One of President-elect Donald Trump’s campaign promises was reform of the Internal Revenue Code. With respect to the estate tax, what does that mean?
According to Trump’s campaign website, his plan is to “repeal the death tax, but capital gains held until death and valued over $10 million will be subject to tax to exempt small businesses and family farms.”
There’s much detail there, but it sounds as though there will be no separate estate tax. I would therefore presume that capital gain assets over $10 million will not be entitled to a stepped up in basis at death and will be subject to capital gains income tax when the capital gain assets are sold.
The Trump plan is to retain the current capital gains tax rate of 20 percent. Thus, for substantial estates, there will be a reduction in overall taxes in relation to the estate tax and income taxes.
Does this mean, under a Trump administration, estate planning is no longer needed? The resounding answer is no. Estate planning during a Trump administration remains extremely important.
Estate planning is the legal process of arranging your affairs by establishing control documents to manage your assets during your lifetime and how those assets will be disposed of upon your passing. Less than 2 percent of all estates are subject to the estate tax with the current exemption amounts, so planning for estate taxes does not come into play for most of Americans. Thus, the most important part of estate planning will remain unchanged under a Trump administration.
The control documents to manage your estate typically include a will, a revocable living trust, a durable power of attorney and an advanced health care directive.
The durable power of attorney gives your agent the power or authority to manage your assets while you are alive.
The advanced health care directive provides instructions to your agent with respect to your health care when you are no longer able to communicate those instructions to your health care provider.
The will (or Pour Over Will) when used with a trust will dispose of very little of your estate or provide little instruction because the goal is to have your assets disposed of according to the terms of your trust. Your trust provides the instructions for disposing of your estate. If your estate is structured properly, it will be a private affair and will not be subject to the prying eyes of the public through a probate process.
In setting up your trust, you, as settlor or grantor, will transfer your assets to a trustee who will manage the assets per a legal agreement. Typically, the settlor is the initial trustee, so you retain control of your assets while you are alive. Upon the settlor’s incapacity or death, a successor trustee will be appointed to manage your assets. The basics sound simple enough. However, the devil is in the details.
Every estate plan is different and there is no single structure that works for everyone. Effective estate plans analyze a person’s desires with respect to the disposition of their assets, analyze those assets, and put in place the proper documents to implement the person’s instructions.

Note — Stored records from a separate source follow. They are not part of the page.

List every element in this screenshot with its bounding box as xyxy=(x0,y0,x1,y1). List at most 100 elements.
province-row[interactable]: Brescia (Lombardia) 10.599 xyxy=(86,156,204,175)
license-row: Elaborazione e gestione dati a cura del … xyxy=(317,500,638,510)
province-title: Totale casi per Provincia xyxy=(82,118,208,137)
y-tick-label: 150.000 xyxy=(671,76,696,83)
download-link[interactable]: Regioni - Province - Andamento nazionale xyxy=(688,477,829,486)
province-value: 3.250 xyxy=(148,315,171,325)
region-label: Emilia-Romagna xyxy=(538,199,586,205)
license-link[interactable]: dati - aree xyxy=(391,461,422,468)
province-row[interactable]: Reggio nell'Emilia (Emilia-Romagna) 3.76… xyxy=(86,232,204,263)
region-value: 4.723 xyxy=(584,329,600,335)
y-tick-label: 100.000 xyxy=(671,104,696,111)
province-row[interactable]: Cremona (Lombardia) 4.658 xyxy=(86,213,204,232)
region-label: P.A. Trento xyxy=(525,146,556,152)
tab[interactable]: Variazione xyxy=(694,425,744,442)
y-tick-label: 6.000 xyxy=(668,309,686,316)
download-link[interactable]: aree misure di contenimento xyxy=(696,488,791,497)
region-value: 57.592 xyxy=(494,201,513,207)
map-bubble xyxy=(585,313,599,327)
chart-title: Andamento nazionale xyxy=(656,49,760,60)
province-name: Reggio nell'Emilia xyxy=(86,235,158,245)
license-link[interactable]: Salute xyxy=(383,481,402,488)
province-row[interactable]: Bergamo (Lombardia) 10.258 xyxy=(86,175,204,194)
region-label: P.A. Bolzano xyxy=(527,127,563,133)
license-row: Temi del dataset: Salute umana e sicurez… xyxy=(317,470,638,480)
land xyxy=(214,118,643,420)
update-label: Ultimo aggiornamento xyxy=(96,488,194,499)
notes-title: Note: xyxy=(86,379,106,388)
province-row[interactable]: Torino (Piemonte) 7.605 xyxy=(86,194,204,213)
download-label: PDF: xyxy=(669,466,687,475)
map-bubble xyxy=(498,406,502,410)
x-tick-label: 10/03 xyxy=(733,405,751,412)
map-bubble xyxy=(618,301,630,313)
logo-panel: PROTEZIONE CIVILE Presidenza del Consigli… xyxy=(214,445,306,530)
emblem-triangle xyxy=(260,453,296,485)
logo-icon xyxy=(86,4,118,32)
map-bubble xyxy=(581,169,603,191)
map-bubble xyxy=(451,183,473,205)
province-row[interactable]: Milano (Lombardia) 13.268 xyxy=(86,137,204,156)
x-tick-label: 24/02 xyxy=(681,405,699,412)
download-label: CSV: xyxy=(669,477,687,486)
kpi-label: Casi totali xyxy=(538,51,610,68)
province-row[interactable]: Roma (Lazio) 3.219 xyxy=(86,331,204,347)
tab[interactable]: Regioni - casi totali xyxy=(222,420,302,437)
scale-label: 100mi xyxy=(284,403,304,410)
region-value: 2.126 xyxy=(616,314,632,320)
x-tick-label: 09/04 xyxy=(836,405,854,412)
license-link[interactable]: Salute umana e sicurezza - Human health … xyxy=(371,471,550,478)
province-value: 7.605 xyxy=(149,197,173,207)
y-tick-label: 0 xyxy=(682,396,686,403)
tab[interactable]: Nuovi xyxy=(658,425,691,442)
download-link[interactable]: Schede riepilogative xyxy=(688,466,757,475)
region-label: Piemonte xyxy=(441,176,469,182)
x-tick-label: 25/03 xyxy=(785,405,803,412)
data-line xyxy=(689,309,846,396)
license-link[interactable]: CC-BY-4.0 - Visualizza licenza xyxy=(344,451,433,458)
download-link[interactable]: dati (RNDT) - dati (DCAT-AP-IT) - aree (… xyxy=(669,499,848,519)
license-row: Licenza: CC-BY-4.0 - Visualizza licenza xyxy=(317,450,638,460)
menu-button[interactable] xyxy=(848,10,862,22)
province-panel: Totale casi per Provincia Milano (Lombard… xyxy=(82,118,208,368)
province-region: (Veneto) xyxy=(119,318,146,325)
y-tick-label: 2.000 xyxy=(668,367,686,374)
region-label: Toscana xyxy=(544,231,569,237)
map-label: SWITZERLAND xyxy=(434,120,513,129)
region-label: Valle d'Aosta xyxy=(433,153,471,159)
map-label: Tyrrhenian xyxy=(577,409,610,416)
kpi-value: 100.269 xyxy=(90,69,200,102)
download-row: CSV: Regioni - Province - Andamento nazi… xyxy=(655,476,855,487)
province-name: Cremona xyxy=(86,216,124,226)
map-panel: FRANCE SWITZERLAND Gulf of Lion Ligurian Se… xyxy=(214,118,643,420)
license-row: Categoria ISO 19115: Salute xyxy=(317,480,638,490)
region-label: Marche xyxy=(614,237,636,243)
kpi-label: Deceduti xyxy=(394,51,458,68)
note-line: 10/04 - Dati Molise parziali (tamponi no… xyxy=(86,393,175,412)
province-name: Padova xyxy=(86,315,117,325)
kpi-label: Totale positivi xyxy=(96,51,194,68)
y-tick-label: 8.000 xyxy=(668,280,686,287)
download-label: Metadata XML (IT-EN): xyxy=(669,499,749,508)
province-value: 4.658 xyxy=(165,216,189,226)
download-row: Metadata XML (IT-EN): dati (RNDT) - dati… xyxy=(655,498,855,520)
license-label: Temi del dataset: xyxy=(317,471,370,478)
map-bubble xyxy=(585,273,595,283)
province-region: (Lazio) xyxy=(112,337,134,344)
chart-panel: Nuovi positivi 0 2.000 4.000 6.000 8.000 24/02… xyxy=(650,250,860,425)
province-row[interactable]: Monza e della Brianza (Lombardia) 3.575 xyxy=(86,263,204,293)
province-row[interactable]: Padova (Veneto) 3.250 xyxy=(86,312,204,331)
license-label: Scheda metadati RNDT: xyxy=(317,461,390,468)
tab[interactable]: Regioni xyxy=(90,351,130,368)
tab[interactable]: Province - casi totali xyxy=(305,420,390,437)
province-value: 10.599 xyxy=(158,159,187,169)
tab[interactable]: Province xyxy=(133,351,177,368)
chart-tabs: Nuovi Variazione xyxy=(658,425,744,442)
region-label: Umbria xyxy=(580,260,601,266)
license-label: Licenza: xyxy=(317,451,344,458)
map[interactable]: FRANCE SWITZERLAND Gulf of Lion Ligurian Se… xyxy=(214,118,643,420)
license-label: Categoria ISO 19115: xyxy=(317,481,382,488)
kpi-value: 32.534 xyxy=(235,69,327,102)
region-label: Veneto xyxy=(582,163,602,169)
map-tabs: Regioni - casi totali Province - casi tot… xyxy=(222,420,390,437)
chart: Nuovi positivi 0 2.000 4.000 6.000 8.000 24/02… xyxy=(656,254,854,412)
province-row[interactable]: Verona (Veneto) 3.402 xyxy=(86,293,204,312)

Although there is not a single estate planning structure that works for everyone, there are customary situations and common issues that arise in most estates. Some of those issues can include:
- In a husband and wife estate plan upon the first death, will all the assets be left to the unfettered control and ultimate disposition by the remaining spouse?
- In a husband and wife estate plan with multiple children, will all the assets be left equally to all the children? If there is an operating business, what is to happen with it? Will it be sold? If one of the children works in the business, will they have to buy out their siblings and if so, how do you determine that buy out value?
- In a husband and wife estate plan with multiple children, will all the children be successor co-trustees upon remaining spouse?
In a typical estate plan, there are many issues that need to be discussed and addressed. Estate tax, although it can be substantial where applicable, is just one issue. Most likely, if an estate is subject to estate tax, there are many additional issues that also need to be analyzed. A proper estate plan will address, as best as possible, all the likely issues that will arise.